Alumni, Individualized BA, MFA in Creative Writing
Goddard College holds an undeniable place in my writing/recording career. In 2000, I arrived with a plan of action, an objective: to explore what it means to be an artist in today’s world. I was admitted into the undergraduate program—when Goddard had a residential program— and later the M.F.A. in Creative Writing program. I left Goddard College in 2006, with a blueprint and a plan of attack to become successful. Early on in my studies, Professor Nora Mitchell instilled in me an old saying attributed to Mahatma Gandhi, “We must be the change we want to see in the world.” After internalizing this quotation, I took it as a direct challenge to change the world from the frontlines of my art form, which was poetry. Not only did I set out to revolutionize poetry, I set out to place that revolution at the doorstep of the world.
Shaping a revolution, especially an artistic one, is built on planning and action. It’s mostly centered on the latter, so being an agent of change was easy. I decided long ago, at the age of nineteen, what I wanted to accomplish. I started a company called Guerrilla Ignition LLC—an independent recording, publishing, and film company. After starting the company, I started writing and recording at a rapid pace. Now, at this point in my career, I’ve recorded more than eighty solo spoken word albums and I’ve written ten books.

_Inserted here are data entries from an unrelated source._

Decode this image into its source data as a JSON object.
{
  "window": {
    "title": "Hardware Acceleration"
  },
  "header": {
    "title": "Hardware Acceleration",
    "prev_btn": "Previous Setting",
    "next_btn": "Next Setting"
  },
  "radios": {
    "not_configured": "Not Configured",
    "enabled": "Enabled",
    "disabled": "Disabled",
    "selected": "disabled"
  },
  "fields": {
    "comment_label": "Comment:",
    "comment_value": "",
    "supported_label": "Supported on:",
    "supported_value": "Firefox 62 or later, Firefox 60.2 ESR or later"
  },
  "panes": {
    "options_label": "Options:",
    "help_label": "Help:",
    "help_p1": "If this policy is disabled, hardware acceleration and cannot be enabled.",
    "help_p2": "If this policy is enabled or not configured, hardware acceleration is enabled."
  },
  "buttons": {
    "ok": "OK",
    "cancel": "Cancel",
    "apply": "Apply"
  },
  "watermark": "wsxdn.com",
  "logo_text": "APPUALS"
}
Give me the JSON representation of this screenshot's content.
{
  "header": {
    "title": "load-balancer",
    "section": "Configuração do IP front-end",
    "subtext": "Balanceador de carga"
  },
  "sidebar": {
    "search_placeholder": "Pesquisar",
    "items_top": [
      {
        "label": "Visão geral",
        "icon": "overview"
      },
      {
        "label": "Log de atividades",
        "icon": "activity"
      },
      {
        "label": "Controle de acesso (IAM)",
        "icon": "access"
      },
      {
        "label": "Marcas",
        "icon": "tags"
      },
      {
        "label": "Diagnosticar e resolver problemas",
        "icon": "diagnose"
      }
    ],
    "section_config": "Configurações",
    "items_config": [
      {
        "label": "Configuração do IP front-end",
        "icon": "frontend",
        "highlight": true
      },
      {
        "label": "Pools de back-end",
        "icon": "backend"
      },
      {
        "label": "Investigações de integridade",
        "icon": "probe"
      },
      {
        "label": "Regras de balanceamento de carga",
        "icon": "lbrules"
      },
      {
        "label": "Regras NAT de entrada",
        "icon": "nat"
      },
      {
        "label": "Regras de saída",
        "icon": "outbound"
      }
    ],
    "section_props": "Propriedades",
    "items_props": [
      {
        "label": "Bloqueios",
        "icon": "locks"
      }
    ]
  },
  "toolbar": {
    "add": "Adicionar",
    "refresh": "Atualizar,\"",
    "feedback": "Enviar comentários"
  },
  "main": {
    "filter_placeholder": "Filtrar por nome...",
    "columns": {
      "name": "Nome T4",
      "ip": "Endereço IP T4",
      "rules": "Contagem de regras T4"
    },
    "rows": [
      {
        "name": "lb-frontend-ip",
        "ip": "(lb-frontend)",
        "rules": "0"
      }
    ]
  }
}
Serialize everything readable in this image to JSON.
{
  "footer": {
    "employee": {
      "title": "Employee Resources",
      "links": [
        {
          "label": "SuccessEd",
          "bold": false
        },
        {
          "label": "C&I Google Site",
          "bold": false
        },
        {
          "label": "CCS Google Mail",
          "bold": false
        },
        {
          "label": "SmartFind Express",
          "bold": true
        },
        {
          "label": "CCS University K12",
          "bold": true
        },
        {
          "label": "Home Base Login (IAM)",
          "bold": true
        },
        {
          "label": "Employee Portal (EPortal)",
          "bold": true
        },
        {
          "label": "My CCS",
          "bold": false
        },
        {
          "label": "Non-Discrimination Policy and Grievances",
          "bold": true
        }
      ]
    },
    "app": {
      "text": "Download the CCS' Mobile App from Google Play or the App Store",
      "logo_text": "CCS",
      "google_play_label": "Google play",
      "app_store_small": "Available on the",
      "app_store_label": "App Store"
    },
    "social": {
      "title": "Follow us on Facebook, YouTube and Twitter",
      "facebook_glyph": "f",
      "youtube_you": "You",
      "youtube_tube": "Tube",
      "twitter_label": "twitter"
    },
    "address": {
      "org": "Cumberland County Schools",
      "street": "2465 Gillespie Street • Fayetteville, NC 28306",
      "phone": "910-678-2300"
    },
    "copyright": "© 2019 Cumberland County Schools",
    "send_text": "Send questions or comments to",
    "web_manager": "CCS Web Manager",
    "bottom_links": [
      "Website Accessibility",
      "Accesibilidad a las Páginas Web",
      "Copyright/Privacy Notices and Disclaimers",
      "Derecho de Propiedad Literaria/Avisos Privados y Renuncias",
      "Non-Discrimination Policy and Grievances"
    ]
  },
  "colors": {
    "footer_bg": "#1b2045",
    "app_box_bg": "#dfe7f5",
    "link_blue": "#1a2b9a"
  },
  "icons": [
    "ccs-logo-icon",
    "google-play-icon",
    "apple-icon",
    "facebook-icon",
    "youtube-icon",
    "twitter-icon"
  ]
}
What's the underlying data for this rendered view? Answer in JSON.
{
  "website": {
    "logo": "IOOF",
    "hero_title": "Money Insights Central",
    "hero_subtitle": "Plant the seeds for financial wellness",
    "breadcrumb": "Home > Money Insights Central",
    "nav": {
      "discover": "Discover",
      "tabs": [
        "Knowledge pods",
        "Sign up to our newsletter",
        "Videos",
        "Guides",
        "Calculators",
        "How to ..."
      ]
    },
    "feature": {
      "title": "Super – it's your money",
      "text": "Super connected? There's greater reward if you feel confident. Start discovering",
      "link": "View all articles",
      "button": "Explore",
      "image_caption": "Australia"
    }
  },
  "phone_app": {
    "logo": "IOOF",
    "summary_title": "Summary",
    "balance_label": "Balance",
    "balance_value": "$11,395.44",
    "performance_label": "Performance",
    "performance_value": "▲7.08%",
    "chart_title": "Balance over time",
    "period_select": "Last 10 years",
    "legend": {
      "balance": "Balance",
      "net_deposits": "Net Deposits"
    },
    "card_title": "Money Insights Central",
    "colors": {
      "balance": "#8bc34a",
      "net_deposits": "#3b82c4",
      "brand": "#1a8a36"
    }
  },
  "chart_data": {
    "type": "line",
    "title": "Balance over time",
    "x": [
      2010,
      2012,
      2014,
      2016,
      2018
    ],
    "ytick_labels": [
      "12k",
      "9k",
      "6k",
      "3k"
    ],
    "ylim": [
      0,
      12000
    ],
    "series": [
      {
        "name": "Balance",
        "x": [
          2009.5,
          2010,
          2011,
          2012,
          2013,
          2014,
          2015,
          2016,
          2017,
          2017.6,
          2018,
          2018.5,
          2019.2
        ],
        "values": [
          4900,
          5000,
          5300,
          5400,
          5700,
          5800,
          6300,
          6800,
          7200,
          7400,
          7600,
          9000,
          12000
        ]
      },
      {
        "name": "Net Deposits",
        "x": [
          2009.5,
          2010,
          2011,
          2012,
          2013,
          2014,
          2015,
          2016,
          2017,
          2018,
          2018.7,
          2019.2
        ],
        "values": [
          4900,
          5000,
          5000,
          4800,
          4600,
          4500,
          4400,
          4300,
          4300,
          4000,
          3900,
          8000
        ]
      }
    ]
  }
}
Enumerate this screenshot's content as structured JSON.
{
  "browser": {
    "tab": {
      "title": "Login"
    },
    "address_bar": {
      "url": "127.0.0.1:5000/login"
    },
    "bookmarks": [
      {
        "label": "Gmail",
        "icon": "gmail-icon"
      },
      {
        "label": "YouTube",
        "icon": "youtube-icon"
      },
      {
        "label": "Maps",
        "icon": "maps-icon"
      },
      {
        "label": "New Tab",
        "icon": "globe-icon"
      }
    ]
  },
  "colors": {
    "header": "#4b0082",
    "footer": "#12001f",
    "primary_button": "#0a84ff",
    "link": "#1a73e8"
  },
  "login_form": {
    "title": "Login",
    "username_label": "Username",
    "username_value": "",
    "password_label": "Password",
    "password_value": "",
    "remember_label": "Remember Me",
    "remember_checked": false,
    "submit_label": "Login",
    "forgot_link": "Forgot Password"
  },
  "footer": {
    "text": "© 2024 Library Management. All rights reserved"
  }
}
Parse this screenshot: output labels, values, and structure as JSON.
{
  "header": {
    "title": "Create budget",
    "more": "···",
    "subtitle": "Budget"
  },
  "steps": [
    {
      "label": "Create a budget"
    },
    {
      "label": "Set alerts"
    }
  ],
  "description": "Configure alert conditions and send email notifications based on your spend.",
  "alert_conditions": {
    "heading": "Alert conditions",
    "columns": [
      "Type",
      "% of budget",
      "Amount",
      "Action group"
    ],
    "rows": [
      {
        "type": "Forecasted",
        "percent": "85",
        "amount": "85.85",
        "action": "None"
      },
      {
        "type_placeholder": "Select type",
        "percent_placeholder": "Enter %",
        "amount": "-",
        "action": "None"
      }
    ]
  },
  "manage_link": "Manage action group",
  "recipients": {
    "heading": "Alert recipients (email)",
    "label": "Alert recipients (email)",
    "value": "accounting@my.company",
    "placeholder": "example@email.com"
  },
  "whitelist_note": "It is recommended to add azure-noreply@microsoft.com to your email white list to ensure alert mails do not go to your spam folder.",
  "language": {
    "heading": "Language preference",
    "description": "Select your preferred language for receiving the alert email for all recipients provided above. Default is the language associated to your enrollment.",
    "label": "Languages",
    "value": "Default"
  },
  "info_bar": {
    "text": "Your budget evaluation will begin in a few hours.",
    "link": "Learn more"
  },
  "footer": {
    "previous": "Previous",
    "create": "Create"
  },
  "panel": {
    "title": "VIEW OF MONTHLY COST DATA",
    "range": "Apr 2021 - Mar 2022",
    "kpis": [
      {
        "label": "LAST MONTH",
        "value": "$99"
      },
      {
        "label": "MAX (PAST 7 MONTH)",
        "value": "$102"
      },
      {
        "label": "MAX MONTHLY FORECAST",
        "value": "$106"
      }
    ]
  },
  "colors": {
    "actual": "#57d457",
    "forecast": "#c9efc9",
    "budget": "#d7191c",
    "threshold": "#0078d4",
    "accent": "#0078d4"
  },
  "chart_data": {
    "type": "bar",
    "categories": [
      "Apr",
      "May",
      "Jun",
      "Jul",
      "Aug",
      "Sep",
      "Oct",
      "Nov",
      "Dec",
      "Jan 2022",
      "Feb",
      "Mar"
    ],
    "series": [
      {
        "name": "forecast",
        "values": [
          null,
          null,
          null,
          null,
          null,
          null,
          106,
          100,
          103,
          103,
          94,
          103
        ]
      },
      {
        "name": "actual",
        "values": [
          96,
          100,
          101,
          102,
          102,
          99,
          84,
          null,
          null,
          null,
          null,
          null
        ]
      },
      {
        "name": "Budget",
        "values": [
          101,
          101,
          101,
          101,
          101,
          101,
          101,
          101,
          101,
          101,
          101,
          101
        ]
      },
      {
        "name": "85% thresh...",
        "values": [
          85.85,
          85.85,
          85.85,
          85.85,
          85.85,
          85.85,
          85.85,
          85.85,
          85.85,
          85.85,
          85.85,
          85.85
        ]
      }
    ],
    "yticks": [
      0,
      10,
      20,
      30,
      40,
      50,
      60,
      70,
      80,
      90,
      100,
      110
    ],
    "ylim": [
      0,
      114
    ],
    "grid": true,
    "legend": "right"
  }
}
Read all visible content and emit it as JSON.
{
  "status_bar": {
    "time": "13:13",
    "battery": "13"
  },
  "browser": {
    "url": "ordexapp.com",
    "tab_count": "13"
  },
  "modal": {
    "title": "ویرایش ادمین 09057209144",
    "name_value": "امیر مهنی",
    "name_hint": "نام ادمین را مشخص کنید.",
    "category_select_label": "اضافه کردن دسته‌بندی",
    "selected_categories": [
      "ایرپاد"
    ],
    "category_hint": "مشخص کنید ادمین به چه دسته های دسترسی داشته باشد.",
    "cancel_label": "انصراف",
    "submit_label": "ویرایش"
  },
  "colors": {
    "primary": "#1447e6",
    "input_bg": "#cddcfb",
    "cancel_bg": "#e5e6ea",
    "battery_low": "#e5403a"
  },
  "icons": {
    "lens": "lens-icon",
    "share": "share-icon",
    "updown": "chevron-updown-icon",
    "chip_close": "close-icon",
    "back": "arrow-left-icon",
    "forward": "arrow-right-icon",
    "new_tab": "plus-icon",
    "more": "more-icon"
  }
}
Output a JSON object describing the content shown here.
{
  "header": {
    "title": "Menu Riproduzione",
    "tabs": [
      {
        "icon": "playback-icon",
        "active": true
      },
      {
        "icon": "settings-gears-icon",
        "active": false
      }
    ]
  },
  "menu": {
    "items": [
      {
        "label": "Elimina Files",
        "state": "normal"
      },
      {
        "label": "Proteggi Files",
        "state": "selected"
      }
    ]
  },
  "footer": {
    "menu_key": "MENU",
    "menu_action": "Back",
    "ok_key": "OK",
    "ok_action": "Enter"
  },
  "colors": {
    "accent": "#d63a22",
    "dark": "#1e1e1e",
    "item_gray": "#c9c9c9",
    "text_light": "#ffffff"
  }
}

I began public speaking at local high schools, teaching workshops, and facilitating poetry workshops and poetry festivals. Once I had broken new ground, and established new territory within the art, I began recruiting other poets and writers to join the movement.
Goddard College helped me to hone my craft and my voice. The institution allotted me the space to experiment and grow, as an artist. Much of my early production was created at Goddard College, which helped me to develop an ear for audio engineering and recording. Intense writing workshops, highly developed reading lists, and personal relationships with students and faculty contributed to my understanding of how artistic individualism can affect communities. My time at Goddard College was used to establish a method of turning tradition on its head.